Air Canada (TSX:AC) announced on April 2 that it would be walking away from its deal to purchase Transat A.T. Inc (TSX:TRZ). The company gave up after the European Commission said it would not approve the acquisition.
For Air Canada, this means it will need to pay Transat $12.5 million for a termination fee. CEO Jean-Marc Eustache said that “Air Canada reached its limit in terms of concessions it was willing to provide the European Commission to satisfy their competition law concerns.”
The $190-million deal could have put Air Canada in a great position to benefit from a resurgence in air travel, which could be coming sooner rather than later as health officials are rolling out multiple vaccines.
Shares of Air Canada closed last week at $26.45. And while that’s down from a high of $3.00 it reached in recent weeks, it is still nowhere near the +$50 price tag it was at before the pandemic began over a year ago.

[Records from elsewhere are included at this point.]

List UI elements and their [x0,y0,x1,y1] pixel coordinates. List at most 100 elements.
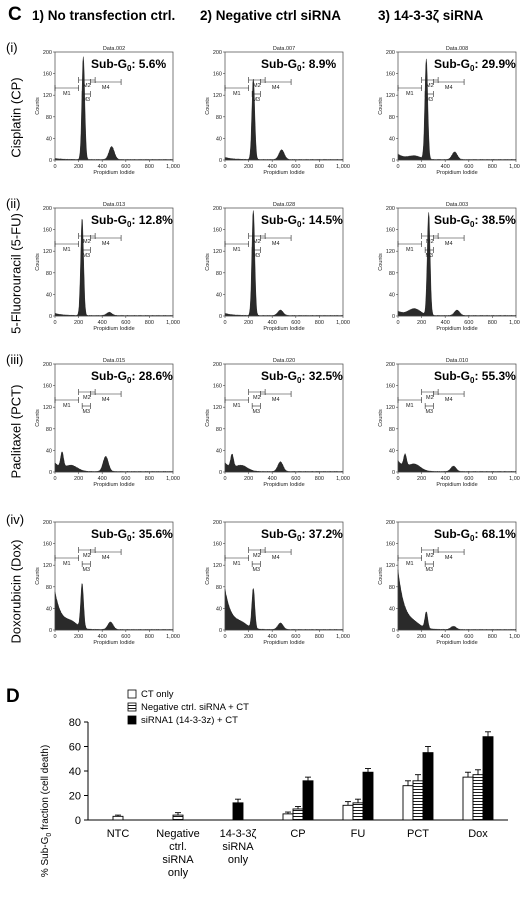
y-tick-label: 120 [386,563,395,569]
sub-g0-annotation: Sub-G0: 8.9% [261,57,336,73]
category-label: siRNA [222,841,254,853]
x-axis-label: Propidium Iodide [93,640,134,646]
y-axis-label: Counts [205,567,211,585]
category-label: only [228,854,249,866]
gate-label: M3 [252,97,260,103]
category-label: NTC [107,828,130,840]
y-tick-label: 200 [43,362,52,368]
y-axis-label: Counts [378,409,384,427]
histogram-fill [224,587,344,631]
gate-label: M1 [63,561,71,567]
y-tick-label: 160 [213,72,222,78]
y-tick-label: 200 [213,520,222,526]
x-tick-label: 400 [98,634,107,640]
histogram-1-2: 0 200 400 600 800 1,000 Propidium Iodide 0 40 80 1… [205,46,350,176]
x-axis-label: Propidium Iodide [263,482,304,488]
x-tick-label: 400 [268,164,277,170]
y-axis-label: Counts [378,567,384,585]
bar-white [342,804,354,821]
panel-d-letter: D [6,686,20,707]
y-tick-label: 60 [69,742,81,754]
legend-swatch-white [127,689,137,699]
x-tick-label: 200 [417,634,426,640]
gate-label: M2 [83,395,91,401]
x-tick-label: 400 [98,320,107,326]
y-tick-label: 40 [46,606,52,612]
x-tick-label: 800 [315,164,324,170]
y-tick-label: 120 [43,249,52,255]
bar-hatched [352,802,364,821]
gate-label: M4 [102,555,110,561]
histogram-fill [224,78,344,161]
x-tick-label: 1,000 [166,476,180,482]
gate-label: M4 [272,241,280,247]
histogram-4-3: 0 200 400 600 800 1,000 Propidium Iodide 0 40 80 1… [378,520,520,646]
data-title: Data.002 [103,46,125,52]
y-tick-label: 80 [389,115,395,121]
histogram-fill [224,210,344,317]
y-tick-label: 120 [43,405,52,411]
bar-hatched [172,814,184,821]
x-tick-label: 600 [291,320,300,326]
x-tick-label: 200 [74,634,83,640]
y-axis-label: Counts [205,253,211,271]
histogram-fill [54,56,174,161]
histogram-fill [397,569,517,631]
gate-label: M3 [425,97,433,103]
gate-label: M1 [406,247,414,253]
sub-g0-annotation: Sub-G0: 68.1% [434,527,516,543]
category-label: FU [351,828,366,840]
y-tick-label: 200 [213,362,222,368]
y-tick-label: 0 [49,314,52,320]
x-tick-label: 1,000 [166,164,180,170]
bar-hatched [472,774,484,821]
y-tick-label: 80 [216,271,222,277]
x-tick-label: 1,000 [336,320,350,326]
bar-hatched [412,780,424,821]
histogram-fill [397,212,517,317]
bar-white [462,776,474,821]
y-tick-label: 120 [213,563,222,569]
x-tick-label: 200 [417,164,426,170]
x-tick-label: 800 [315,476,324,482]
data-title: Data.028 [273,202,295,208]
gate-label: M3 [252,567,260,573]
x-tick-label: 800 [145,634,154,640]
y-tick-label: 40 [69,766,81,778]
y-tick-label: 0 [392,628,395,634]
histogram-frame [224,207,344,317]
y-tick-label: 160 [213,542,222,548]
y-tick-label: 0 [392,470,395,476]
panel-c-letter: C [8,4,22,25]
row-roman-2: (ii) [6,196,21,211]
gate-label: M1 [63,403,71,409]
gate-label: M4 [102,397,110,403]
gate-label: M2 [253,553,261,559]
y-tick-label: 40 [46,448,52,454]
histogram-2-2: 0 200 400 600 800 1,000 Propidium Iodide 0 40 80 1… [205,202,350,332]
y-tick-label: 200 [386,206,395,212]
bar-hatched [292,808,304,821]
category-label: Negative [156,828,199,840]
sub-g0-annotation: Sub-G0: 28.6% [91,369,173,385]
histogram-fill [54,583,174,631]
gate-label: M4 [102,85,110,91]
gate-label: M2 [253,395,261,401]
x-tick-label: 0 [223,320,226,326]
y-tick-label: 200 [43,50,52,56]
category-label: 14-3-3ζ [220,828,257,840]
x-tick-label: 400 [98,476,107,482]
x-axis-label: Propidium Iodide [93,482,134,488]
y-axis-label: Counts [35,253,41,271]
x-tick-label: 800 [315,320,324,326]
x-tick-label: 1,000 [166,634,180,640]
x-axis-label: Propidium Iodide [93,170,134,176]
y-axis-label: Counts [378,97,384,115]
y-tick-label: 0 [75,815,81,827]
x-tick-label: 0 [53,634,56,640]
x-tick-label: 200 [244,164,253,170]
x-axis-label: Propidium Iodide [263,326,304,332]
sub-g0-annotation: Sub-G0: 14.5% [261,213,343,229]
y-tick-label: 0 [49,470,52,476]
histogram-frame [54,207,174,317]
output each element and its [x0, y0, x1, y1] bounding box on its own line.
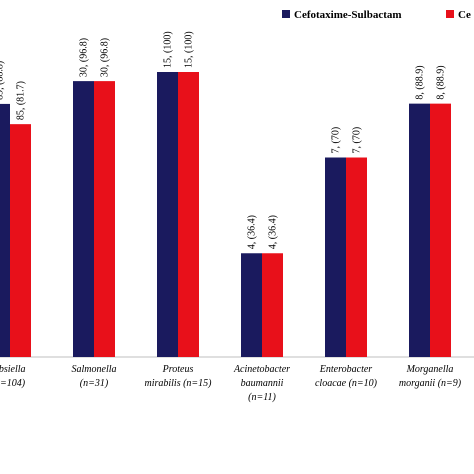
- category-label-6-line-1: Morganella: [406, 364, 454, 375]
- category-label-1-line-2: n=104): [0, 378, 26, 389]
- bar-series-2-group-2: [94, 81, 115, 358]
- data-label-series-2-group-2: 30, (96.8): [100, 38, 111, 77]
- category-label-2-line-1: Salmonella: [72, 364, 117, 375]
- bar-series-1-group-1: [0, 103, 10, 357]
- category-label-6-line-2: morganii (n=9): [399, 378, 462, 389]
- bar-series-1-group-6: [409, 103, 430, 357]
- data-label-series-1-group-5: 7, (70): [331, 127, 342, 154]
- data-label-series-2-group-6: 8, (88.9): [436, 65, 447, 99]
- bar-series-1-group-5: [325, 157, 346, 357]
- category-label-4-line-1: Acinetobacter: [233, 364, 290, 375]
- data-label-series-1-group-6: 8, (88.9): [415, 65, 426, 99]
- data-label-series-1-group-3: 15, (100): [163, 31, 174, 68]
- bar-series-2-group-4: [262, 253, 283, 357]
- data-label-series-2-group-1: 85, (81.7): [16, 81, 27, 120]
- legend-swatch-1: [282, 10, 290, 18]
- category-label-1-line-1: ebsiella: [0, 364, 26, 375]
- data-label-series-1-group-2: 30, (96.8): [79, 38, 90, 77]
- bar-series-2-group-5: [346, 157, 367, 357]
- bar-series-1-group-2: [73, 81, 94, 358]
- data-label-series-2-group-3: 15, (100): [184, 31, 195, 68]
- data-label-series-1-group-1: 89, (88.8): [0, 61, 6, 100]
- data-label-series-2-group-4: 4, (36.4): [268, 215, 279, 249]
- bar-series-2-group-1: [10, 124, 31, 357]
- bar-series-1-group-3: [157, 72, 178, 357]
- legend-swatch-2: [446, 10, 454, 18]
- bar-series-1-group-4: [241, 253, 262, 357]
- category-label-5-line-1: Enterobacter: [319, 364, 373, 375]
- category-label-2-line-2: (n=31): [80, 378, 109, 389]
- data-label-series-1-group-4: 4, (36.4): [247, 215, 258, 249]
- bar-series-2-group-3: [178, 72, 199, 357]
- category-label-4-line-2: baumannii: [241, 378, 284, 389]
- bar-series-2-group-6: [430, 103, 451, 357]
- category-label-4-line-3: (n=11): [248, 392, 276, 403]
- legend-label-2: Ce: [458, 9, 471, 21]
- data-label-series-2-group-5: 7, (70): [352, 127, 363, 154]
- category-label-3-line-1: Proteus: [162, 364, 194, 375]
- legend-label-1: Cefotaxime-Sulbactam: [294, 9, 402, 21]
- category-label-5-line-2: cloacae (n=10): [315, 378, 378, 389]
- category-label-3-line-2: mirabilis (n=15): [144, 378, 212, 389]
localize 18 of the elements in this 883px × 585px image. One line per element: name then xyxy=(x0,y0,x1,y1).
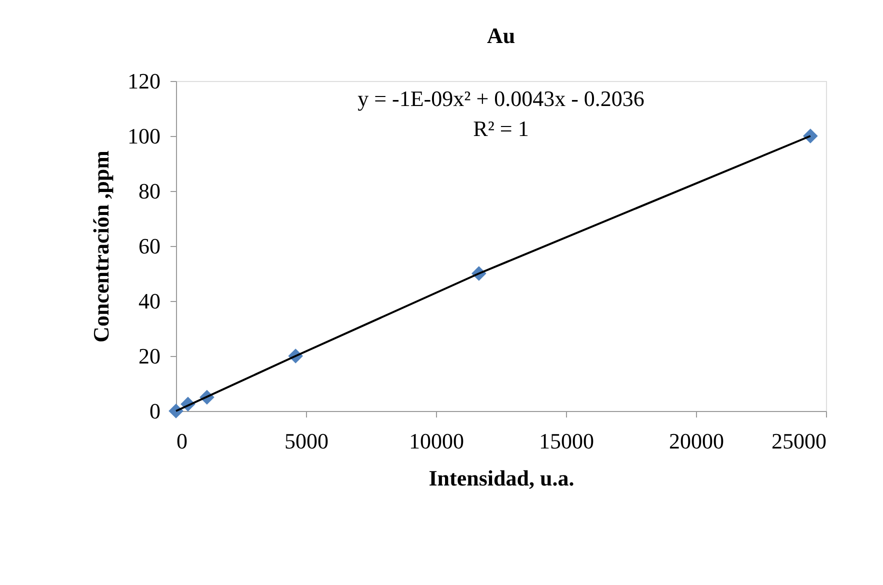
y-tick-label: 80 xyxy=(138,178,160,204)
x-axis-title: Intensidad, u.a. xyxy=(428,466,574,490)
y-tick-label: 100 xyxy=(128,124,160,148)
y-tick-label: 120 xyxy=(128,68,160,94)
annotation: y = -1E-09x² + 0.0043x - 0.2036 xyxy=(358,86,644,111)
x-tick-label: 0 xyxy=(176,428,188,454)
y-tick-label: 20 xyxy=(138,344,160,368)
x-tick-label: 5000 xyxy=(284,428,328,454)
x-tick-label: 20000 xyxy=(669,428,724,454)
y-tick-label: 40 xyxy=(138,288,160,314)
y-tick-label: 60 xyxy=(138,234,160,258)
annotation: R² = 1 xyxy=(473,116,529,141)
y-tick-label: 0 xyxy=(150,398,160,424)
x-tick-label: 25000 xyxy=(772,428,826,454)
y-axis-title: Concentración ,ppm xyxy=(88,150,114,342)
chart-title: Au xyxy=(486,23,516,48)
x-tick-label: 15000 xyxy=(539,428,594,454)
x-tick-label: 10000 xyxy=(409,428,464,454)
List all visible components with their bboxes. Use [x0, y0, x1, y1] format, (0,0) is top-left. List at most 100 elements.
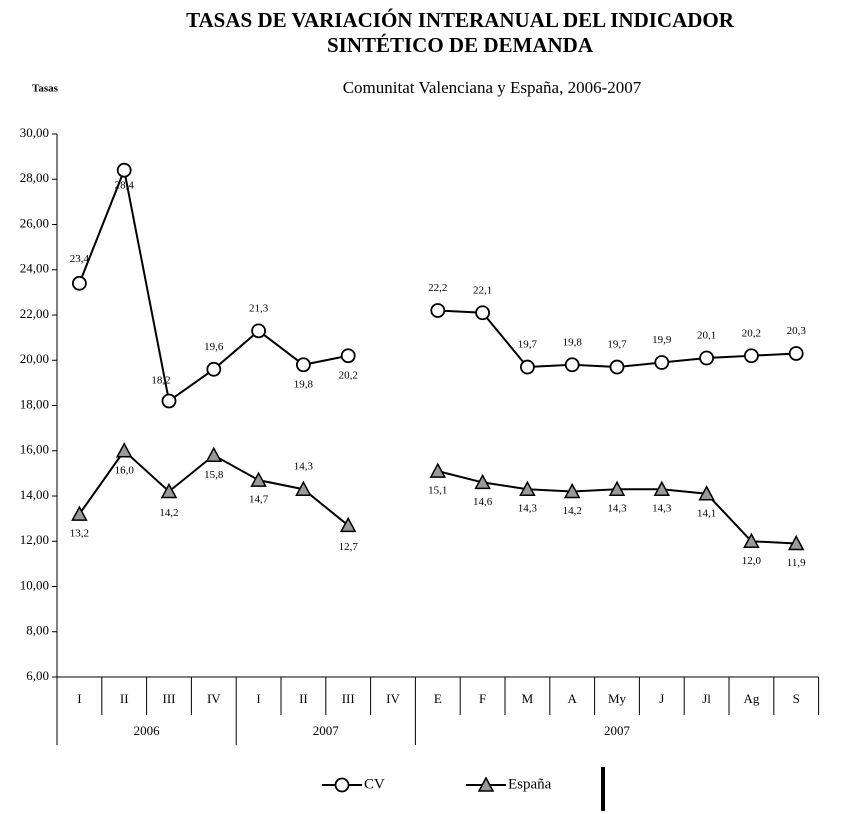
- y-tick-label: 22,00: [20, 306, 49, 321]
- data-label: 19,6: [204, 341, 224, 353]
- x-tick-label: IV: [207, 691, 221, 706]
- marker: [608, 480, 626, 496]
- data-label: 14,1: [697, 507, 716, 519]
- x-tick-label: Ag: [743, 691, 759, 706]
- y-tick-label: 20,00: [20, 351, 49, 366]
- y-tick-label: 16,00: [20, 442, 49, 457]
- data-label: 12,0: [742, 555, 762, 567]
- x-tick-label: A: [568, 691, 578, 706]
- marker: [564, 357, 580, 373]
- marker: [520, 359, 535, 375]
- marker: [205, 446, 223, 463]
- data-label: 14,2: [159, 507, 178, 519]
- chart-subtitle: Comunitat Valenciana y España, 2006-2007: [343, 78, 642, 97]
- chart-title: TASAS DE VARIACIÓN INTERANUAL DEL INDICA…: [186, 8, 734, 57]
- data-label: 21,3: [249, 302, 269, 314]
- data-label: 14,2: [563, 505, 582, 517]
- y-axis-label: Tasas: [32, 83, 59, 95]
- x-tick-label: III: [342, 691, 355, 706]
- marker: [430, 303, 446, 318]
- y-tick-label: 18,00: [20, 396, 49, 411]
- data-label: 14,3: [518, 503, 538, 515]
- marker: [250, 471, 267, 487]
- marker: [295, 357, 311, 373]
- x-tick-label: S: [793, 691, 800, 706]
- marker: [295, 480, 312, 496]
- legend-marker: [334, 777, 350, 793]
- x-tick-label: I: [256, 691, 260, 706]
- y-tick-label: 30,00: [20, 125, 49, 140]
- data-label: 16,0: [115, 464, 135, 476]
- marker: [160, 482, 178, 499]
- data-label: 14,3: [652, 503, 672, 515]
- data-label: 22,1: [473, 284, 492, 296]
- y-tick-label: 12,00: [20, 532, 49, 547]
- marker: [71, 505, 88, 521]
- y-tick-label: 10,00: [20, 577, 49, 592]
- y-tick-label: 24,00: [20, 261, 49, 276]
- data-label: 15,8: [204, 469, 224, 481]
- data-label: 19,7: [607, 339, 627, 351]
- y-tick-label: 8,00: [26, 623, 49, 638]
- data-label: 19,9: [652, 334, 672, 346]
- data-label: 23,4: [70, 253, 90, 265]
- data-label: 18,2: [151, 375, 170, 387]
- legend-label: España: [508, 776, 552, 792]
- y-tick-label: 14,00: [20, 487, 49, 502]
- marker: [251, 323, 267, 339]
- data-label: 14,3: [607, 503, 627, 515]
- marker: [743, 532, 760, 548]
- marker: [654, 355, 670, 370]
- marker: [744, 348, 759, 364]
- data-label: 20,3: [787, 325, 807, 337]
- data-label: 15,1: [428, 485, 447, 497]
- marker: [563, 482, 581, 499]
- marker: [115, 442, 133, 458]
- marker: [340, 348, 356, 364]
- data-label: 14,7: [249, 494, 269, 506]
- x-tick-label: My: [608, 691, 627, 706]
- x-tick-label: Jl: [702, 691, 711, 706]
- marker: [161, 393, 177, 409]
- legend-label: CV: [364, 776, 385, 792]
- data-label: 11,9: [787, 557, 806, 569]
- x-tick-label: IV: [386, 691, 400, 706]
- x-tick-label: I: [77, 691, 81, 706]
- data-label: 14,3: [294, 461, 314, 473]
- marker: [206, 361, 222, 377]
- x-tick-label: J: [659, 691, 664, 706]
- x-tick-label: II: [299, 691, 308, 706]
- marker: [788, 346, 804, 361]
- marker: [474, 473, 491, 490]
- marker: [339, 516, 357, 533]
- marker: [787, 534, 805, 551]
- marker: [699, 350, 714, 366]
- marker: [653, 480, 671, 496]
- group-label: 2006: [134, 723, 161, 738]
- data-label: 19,8: [563, 336, 583, 348]
- data-label: 22,2: [428, 282, 447, 294]
- group-label: 2007: [604, 723, 631, 738]
- marker: [72, 275, 87, 291]
- data-label: 28,4: [115, 180, 135, 192]
- x-tick-label: II: [120, 691, 129, 706]
- marker: [116, 162, 132, 178]
- marker: [609, 359, 625, 375]
- data-label: 14,6: [473, 496, 493, 508]
- data-label: 20,2: [742, 327, 761, 339]
- x-tick-label: F: [479, 691, 486, 706]
- data-label: 20,1: [697, 330, 716, 342]
- data-label: 20,2: [339, 369, 358, 381]
- legend-bar: [601, 767, 605, 811]
- marker: [475, 305, 491, 321]
- x-tick-label: III: [163, 691, 176, 706]
- y-tick-label: 28,00: [20, 170, 49, 185]
- data-label: 13,2: [70, 528, 89, 540]
- y-tick-label: 6,00: [26, 668, 49, 683]
- group-label: 2007: [313, 723, 340, 738]
- x-tick-label: M: [522, 691, 534, 706]
- data-label: 19,7: [518, 339, 538, 351]
- y-tick-label: 26,00: [20, 215, 49, 230]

Air Transat would have helped increase Air Canada’s market share over the long run. However, it doesn’t make the airline’s recovery any less likely. You could argue it would have made things worse in the short term if Air Canada needed to bankroll both operations.
So, no, the failed acquisition doesn’t make Air Canada stock a worse buy – it just limits the upside it may have. If you’re long on Air Canada then this shouldn’t be a reason to sell your shares. The more problematic scenario is if you’re a Transat shareholder as the company could be in trouble without an acquisition to help bail it out.